Festivus celebrations feature the Festivus pole (an unadorned aluminum bar), practices such as “the airing of grievances” and the labelling of easily explainable events as “Festivus miracles.”
In the spirit of Festivus, we here at Canadian Running are going to start the holiday off right with an airing of our running grievances.
1) Port-a-potty lines.
Always long. Always stinky. Always necessary.
2) Chafed nipples.
A uniquely running induced pain.
3) Chafed nipples in the shower.
A whole different type of pain than above.
4) Unleashed dogs.
This was supposed to be an easy run, not a sprint for the safety of one’s ankles.
5) Gatorade cups filled up too much (or too little) on the race course.
Yes, we’re picky about this stuff. It bothers us less if it’s a cute kid volunteer that hands us the cup.
6) Puddles, potholes and red lights.
A run with all three is a sad run indeed.
7) When people talk in miles instead of kilometres.
If it’s a Canadian race, use Canadian measurements, please.
8) Un-plowed sidewalks.
And the fear that one of these will be your final resting place after a wipe-out.
9) Cyclists on sidewalks (really, cyclists in general).
Bullies on wheels.
10) Breathable fabric that doesn’t breathe.
And actually seems to suffocate.
11) Shorts over tights
Why?
12) Most gel flavours
It helps if you pretend you’re an astronaut consuming space food.
13) The trots
Let’s not talk about them, but just acknowledge that they’re the worst.
14) Injuries. Of any kind.
We take back our previous statement.

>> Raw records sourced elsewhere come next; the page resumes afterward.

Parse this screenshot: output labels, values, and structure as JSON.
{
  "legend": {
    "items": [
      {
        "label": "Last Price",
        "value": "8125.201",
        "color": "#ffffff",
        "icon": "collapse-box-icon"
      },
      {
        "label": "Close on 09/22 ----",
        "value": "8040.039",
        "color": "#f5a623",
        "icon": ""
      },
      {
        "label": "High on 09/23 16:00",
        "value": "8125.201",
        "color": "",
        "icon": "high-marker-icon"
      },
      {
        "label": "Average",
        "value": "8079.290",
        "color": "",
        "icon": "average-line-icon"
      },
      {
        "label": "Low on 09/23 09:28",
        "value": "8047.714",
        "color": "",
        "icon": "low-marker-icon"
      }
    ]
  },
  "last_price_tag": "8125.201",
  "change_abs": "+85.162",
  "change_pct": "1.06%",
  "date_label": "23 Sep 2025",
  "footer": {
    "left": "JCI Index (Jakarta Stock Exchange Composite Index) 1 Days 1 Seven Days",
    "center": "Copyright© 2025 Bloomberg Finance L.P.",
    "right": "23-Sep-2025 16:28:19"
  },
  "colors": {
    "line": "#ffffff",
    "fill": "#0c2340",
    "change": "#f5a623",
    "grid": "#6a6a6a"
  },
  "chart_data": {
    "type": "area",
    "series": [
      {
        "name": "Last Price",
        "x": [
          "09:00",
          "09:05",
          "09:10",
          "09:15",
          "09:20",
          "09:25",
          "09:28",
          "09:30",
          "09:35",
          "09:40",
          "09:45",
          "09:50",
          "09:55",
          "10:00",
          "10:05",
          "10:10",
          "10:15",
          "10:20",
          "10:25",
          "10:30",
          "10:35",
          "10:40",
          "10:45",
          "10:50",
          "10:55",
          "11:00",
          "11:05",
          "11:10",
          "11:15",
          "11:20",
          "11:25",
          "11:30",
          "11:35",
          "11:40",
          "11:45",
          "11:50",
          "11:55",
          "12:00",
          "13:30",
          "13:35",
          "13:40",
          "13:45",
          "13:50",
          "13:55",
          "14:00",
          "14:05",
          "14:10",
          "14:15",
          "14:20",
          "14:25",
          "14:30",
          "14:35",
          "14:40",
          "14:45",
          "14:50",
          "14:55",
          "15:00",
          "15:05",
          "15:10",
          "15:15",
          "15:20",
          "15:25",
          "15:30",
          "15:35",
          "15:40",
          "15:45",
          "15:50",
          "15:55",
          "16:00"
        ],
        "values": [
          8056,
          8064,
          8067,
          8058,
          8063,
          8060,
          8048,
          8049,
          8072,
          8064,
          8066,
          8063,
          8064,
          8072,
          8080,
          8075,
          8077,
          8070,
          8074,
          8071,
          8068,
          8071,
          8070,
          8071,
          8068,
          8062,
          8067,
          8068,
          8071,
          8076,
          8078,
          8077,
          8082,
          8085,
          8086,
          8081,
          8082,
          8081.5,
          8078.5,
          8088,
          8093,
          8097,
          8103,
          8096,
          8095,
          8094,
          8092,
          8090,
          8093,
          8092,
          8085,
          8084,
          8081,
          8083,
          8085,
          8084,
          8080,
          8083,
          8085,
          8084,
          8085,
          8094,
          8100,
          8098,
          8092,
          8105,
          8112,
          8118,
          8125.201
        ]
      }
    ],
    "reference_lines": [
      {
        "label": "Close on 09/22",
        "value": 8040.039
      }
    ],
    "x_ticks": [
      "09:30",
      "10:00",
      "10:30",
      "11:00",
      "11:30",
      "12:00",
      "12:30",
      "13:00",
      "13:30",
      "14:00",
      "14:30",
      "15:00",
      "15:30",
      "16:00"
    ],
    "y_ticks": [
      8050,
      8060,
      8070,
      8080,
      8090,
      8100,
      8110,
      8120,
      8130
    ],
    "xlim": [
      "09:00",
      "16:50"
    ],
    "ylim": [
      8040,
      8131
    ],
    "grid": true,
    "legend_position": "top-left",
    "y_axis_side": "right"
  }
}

Injuries are the actual worst.
15) Blood blisters
Close cousin of the trots, in terms of mid-race suckishness
16) Black toenails
Especially for guys that cannot utilize nail polish to hide them as easily as most women.

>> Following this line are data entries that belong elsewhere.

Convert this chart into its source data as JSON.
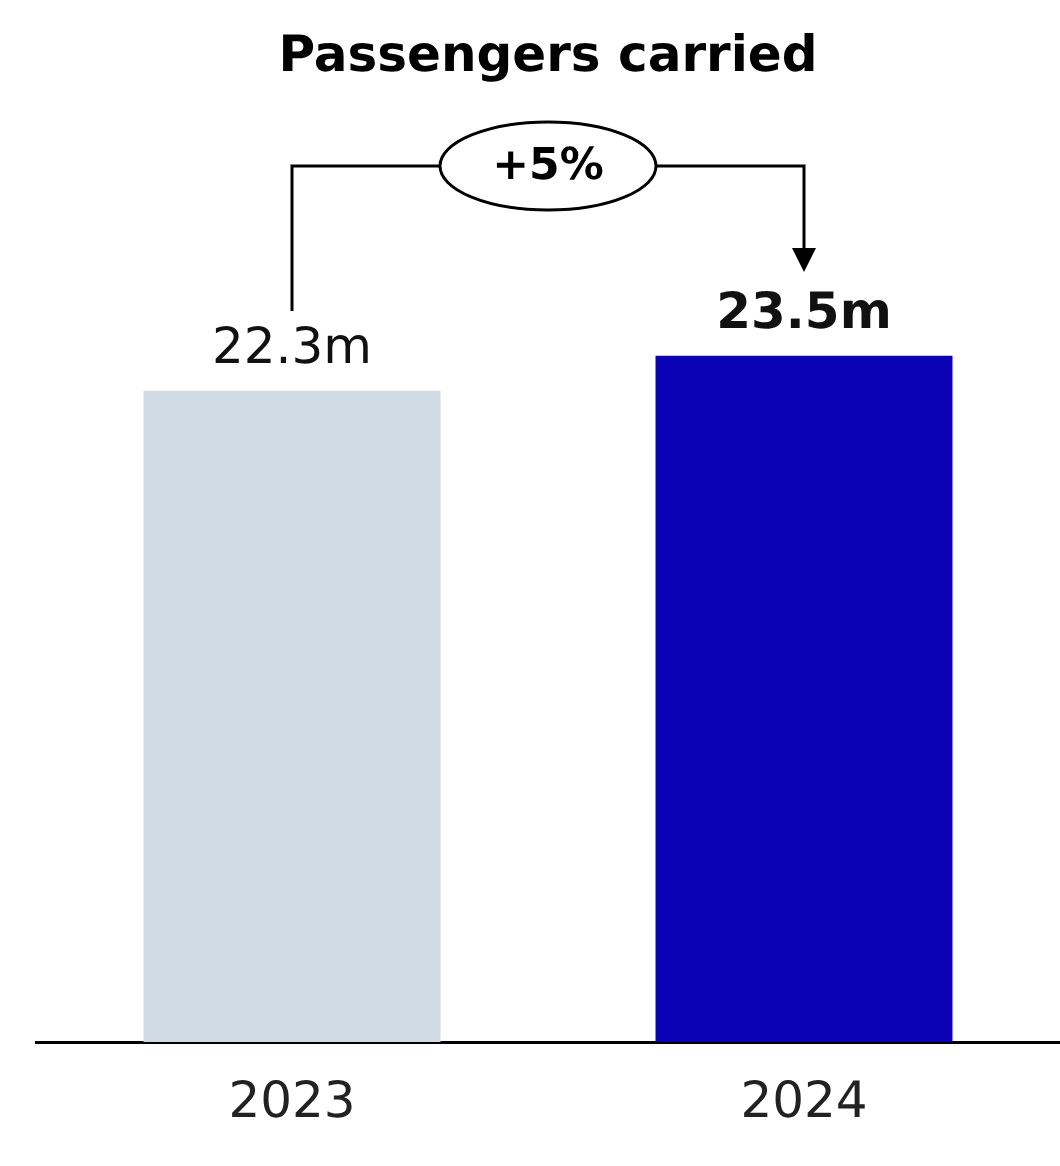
{
  "chart_data": {
    "type": "bar",
    "title": "Passengers carried",
    "categories": [
      "2023",
      "2024"
    ],
    "values": [
      22.3,
      23.5
    ],
    "colors": [
      "#d0dae3",
      "#0a00b4"
    ],
    "value_labels": [
      "22.3m",
      "23.5m"
    ],
    "annotations": [
      "+5%"
    ]
  }
}
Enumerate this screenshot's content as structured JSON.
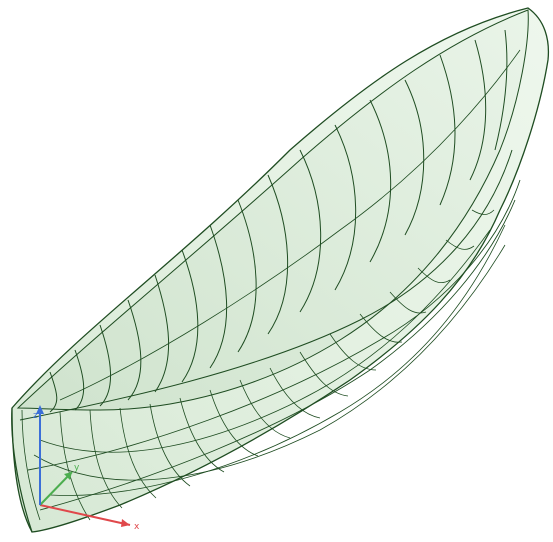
{
  "viewport": {
    "background": "#ffffff",
    "hull_fill": "#dfeedd",
    "hull_fill_light": "#edf6ec",
    "hull_line": "#1f4d22"
  },
  "axes": {
    "x_label": "x",
    "y_label": "y",
    "z_label": "z",
    "x_color": "#e0484b",
    "y_color": "#4cae4f",
    "z_color": "#3b6fd8"
  }
}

17) Poorly measured race courses
When the Garmin says one thing and the course says something wildly different, the Garmin probably isn’t the one lying.
18) Poorly marked race courses
Nothing spoils a race quite like a wrong turn.

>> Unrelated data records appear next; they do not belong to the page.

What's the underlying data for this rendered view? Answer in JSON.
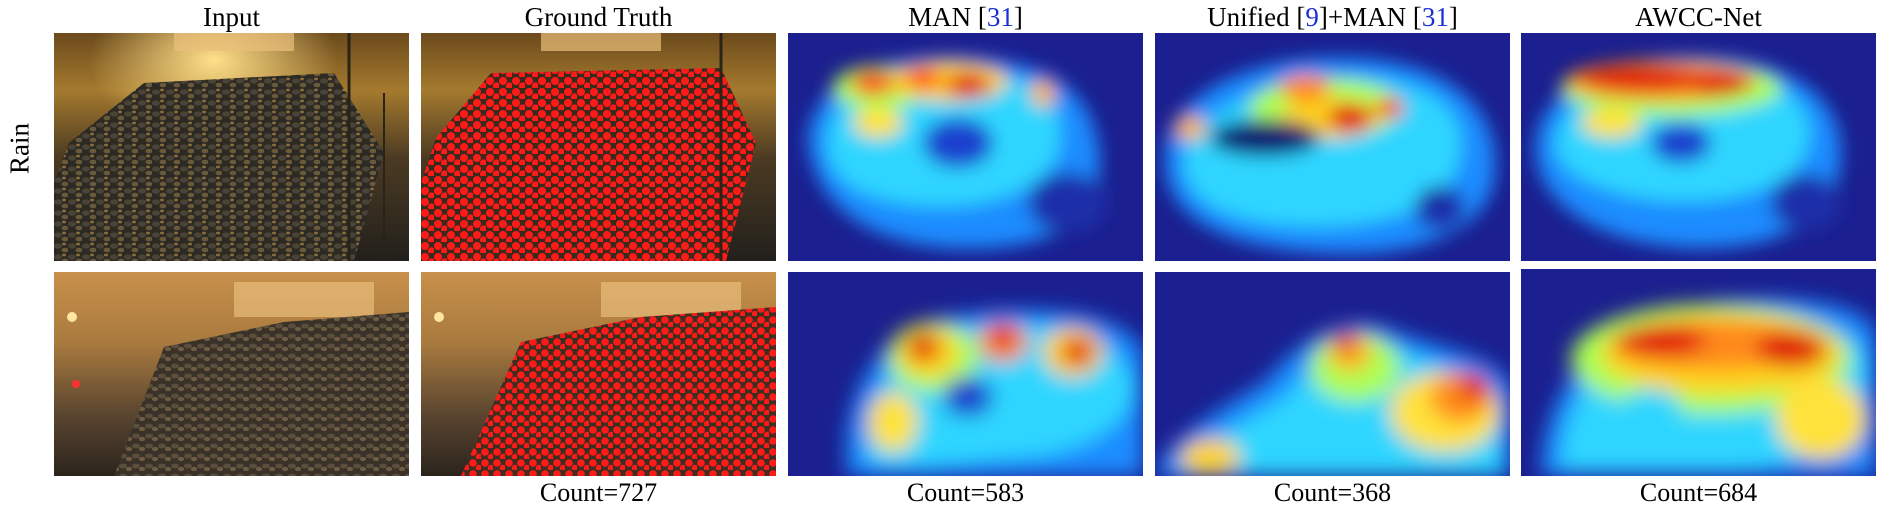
{
  "figure": {
    "columns": [
      {
        "title": "Input",
        "ref": null,
        "suffix": "",
        "ref2": null,
        "suffix2": ""
      },
      {
        "title": "Ground Truth",
        "ref": null,
        "suffix": "",
        "ref2": null,
        "suffix2": ""
      },
      {
        "title": "MAN [",
        "ref": "31",
        "suffix": "]",
        "ref2": null,
        "suffix2": ""
      },
      {
        "title": "Unified [",
        "ref": "9",
        "suffix": "]+MAN [",
        "ref2": "31",
        "suffix2": "]"
      },
      {
        "title": "AWCC-Net",
        "ref": null,
        "suffix": "",
        "ref2": null,
        "suffix2": ""
      }
    ],
    "row_label": "Rain",
    "counts": [
      "",
      "Count=727",
      "Count=583",
      "Count=368",
      "Count=684"
    ],
    "colors": {
      "cite": "#1a2fd6",
      "gt_dot": "#ff1a1a",
      "heat_low": "#1b1f8f",
      "heat_high": "#e01010"
    }
  }
}
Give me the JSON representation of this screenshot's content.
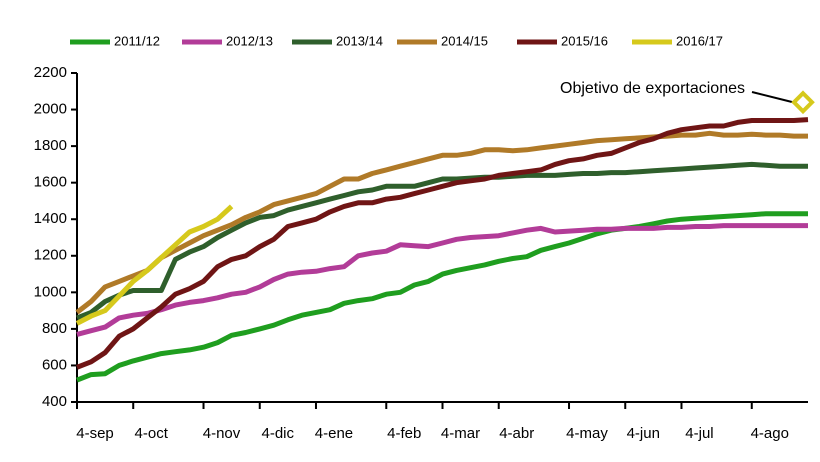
{
  "chart_data": {
    "type": "line",
    "categories": [
      "4-sep",
      null,
      null,
      null,
      "4-oct",
      null,
      null,
      null,
      null,
      "4-nov",
      null,
      null,
      null,
      "4-dic",
      null,
      null,
      null,
      "4-ene",
      null,
      null,
      null,
      null,
      "4-feb",
      null,
      null,
      null,
      "4-mar",
      null,
      null,
      null,
      "4-abr",
      null,
      null,
      null,
      null,
      "4-may",
      null,
      null,
      null,
      "4-jun",
      null,
      null,
      null,
      "4-jul",
      null,
      null,
      null,
      null,
      "4-ago",
      null,
      null,
      null,
      null
    ],
    "series": [
      {
        "name": "2011/12",
        "color": "#1f9e1f",
        "values": [
          520,
          550,
          555,
          600,
          625,
          645,
          665,
          675,
          685,
          700,
          725,
          765,
          780,
          800,
          820,
          850,
          875,
          890,
          905,
          940,
          955,
          965,
          990,
          1000,
          1040,
          1060,
          1100,
          1120,
          1135,
          1150,
          1170,
          1185,
          1195,
          1230,
          1250,
          1270,
          1295,
          1320,
          1340,
          1350,
          1360,
          1375,
          1390,
          1400,
          1405,
          1410,
          1415,
          1420,
          1425,
          1430,
          1430,
          1430,
          1430
        ]
      },
      {
        "name": "2012/13",
        "color": "#b23c98",
        "values": [
          770,
          790,
          810,
          860,
          875,
          885,
          905,
          930,
          945,
          955,
          970,
          990,
          1000,
          1030,
          1070,
          1100,
          1110,
          1115,
          1130,
          1140,
          1200,
          1215,
          1225,
          1260,
          1255,
          1250,
          1270,
          1290,
          1300,
          1305,
          1310,
          1325,
          1340,
          1350,
          1330,
          1335,
          1340,
          1345,
          1345,
          1350,
          1350,
          1350,
          1355,
          1355,
          1360,
          1360,
          1365,
          1365,
          1365,
          1365,
          1365,
          1365,
          1365
        ]
      },
      {
        "name": "2013/14",
        "color": "#2f5f2c",
        "values": [
          860,
          890,
          950,
          985,
          1010,
          1010,
          1010,
          1180,
          1220,
          1250,
          1300,
          1340,
          1380,
          1410,
          1420,
          1450,
          1470,
          1490,
          1510,
          1530,
          1550,
          1560,
          1580,
          1580,
          1580,
          1600,
          1620,
          1620,
          1625,
          1630,
          1630,
          1635,
          1640,
          1640,
          1640,
          1645,
          1650,
          1650,
          1655,
          1655,
          1660,
          1665,
          1670,
          1675,
          1680,
          1685,
          1690,
          1695,
          1700,
          1695,
          1690,
          1690,
          1690
        ]
      },
      {
        "name": "2014/15",
        "color": "#b07a28",
        "values": [
          890,
          950,
          1030,
          1060,
          1090,
          1120,
          1190,
          1230,
          1270,
          1310,
          1340,
          1370,
          1410,
          1440,
          1480,
          1500,
          1520,
          1540,
          1580,
          1620,
          1620,
          1650,
          1670,
          1690,
          1710,
          1730,
          1750,
          1750,
          1760,
          1780,
          1780,
          1775,
          1780,
          1790,
          1800,
          1810,
          1820,
          1830,
          1835,
          1840,
          1845,
          1850,
          1855,
          1860,
          1860,
          1870,
          1860,
          1860,
          1865,
          1860,
          1860,
          1855,
          1855
        ]
      },
      {
        "name": "2015/16",
        "color": "#6f1515",
        "values": [
          590,
          620,
          670,
          760,
          800,
          860,
          920,
          990,
          1020,
          1060,
          1140,
          1180,
          1200,
          1250,
          1290,
          1360,
          1380,
          1400,
          1440,
          1470,
          1490,
          1490,
          1510,
          1520,
          1540,
          1560,
          1580,
          1600,
          1610,
          1620,
          1640,
          1650,
          1660,
          1670,
          1700,
          1720,
          1730,
          1750,
          1760,
          1790,
          1820,
          1840,
          1870,
          1890,
          1900,
          1910,
          1910,
          1930,
          1940,
          1940,
          1940,
          1940,
          1945
        ]
      },
      {
        "name": "2016/17",
        "color": "#d6c91c",
        "values": [
          830,
          870,
          900,
          980,
          1060,
          1120,
          1190,
          1260,
          1330,
          1360,
          1400,
          1470,
          null,
          null,
          null,
          null,
          null,
          null,
          null,
          null,
          null,
          null,
          null,
          null,
          null,
          null,
          null,
          null,
          null,
          null,
          null,
          null,
          null,
          null,
          null,
          null,
          null,
          null,
          null,
          null,
          null,
          null,
          null,
          null,
          null,
          null,
          null,
          null,
          null,
          null,
          null,
          null,
          null
        ]
      }
    ],
    "target": {
      "label": "Objetivo de exportaciones",
      "value": 2040,
      "color": "#d6c91c"
    },
    "ylim": [
      400,
      2200
    ],
    "yticks": [
      400,
      600,
      800,
      1000,
      1200,
      1400,
      1600,
      1800,
      2000,
      2200
    ],
    "grid": false,
    "legend": "top"
  }
}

19) Ill-fitting race t-shirts
Men and women should have different cuts–that should definitely always be a thing.
20) People who yell, “Run Forrest run!”
Just don’t.
21) People that start in the wrong corral
Don’t pretend that you forgot your previous time–we know you haven’t.
22) Untied shoelaces
Especially in winter.
23) Warm gyms
Yuck. People really do this all year long?
24) Cramping
Like a little gremlin that strategically picks the most inopportune moment to clench it’s little PB-destroying claws.
25) Tree roots
Does anyone think that they purposefully position themselves for optimum-tripping percentage?
26) People who yell “you’re almost there!” at the halfway point of a race
“No, I’m not!”
Happy Festivus, runners! Air your grievances today and be thankful for the ability to run on all the others.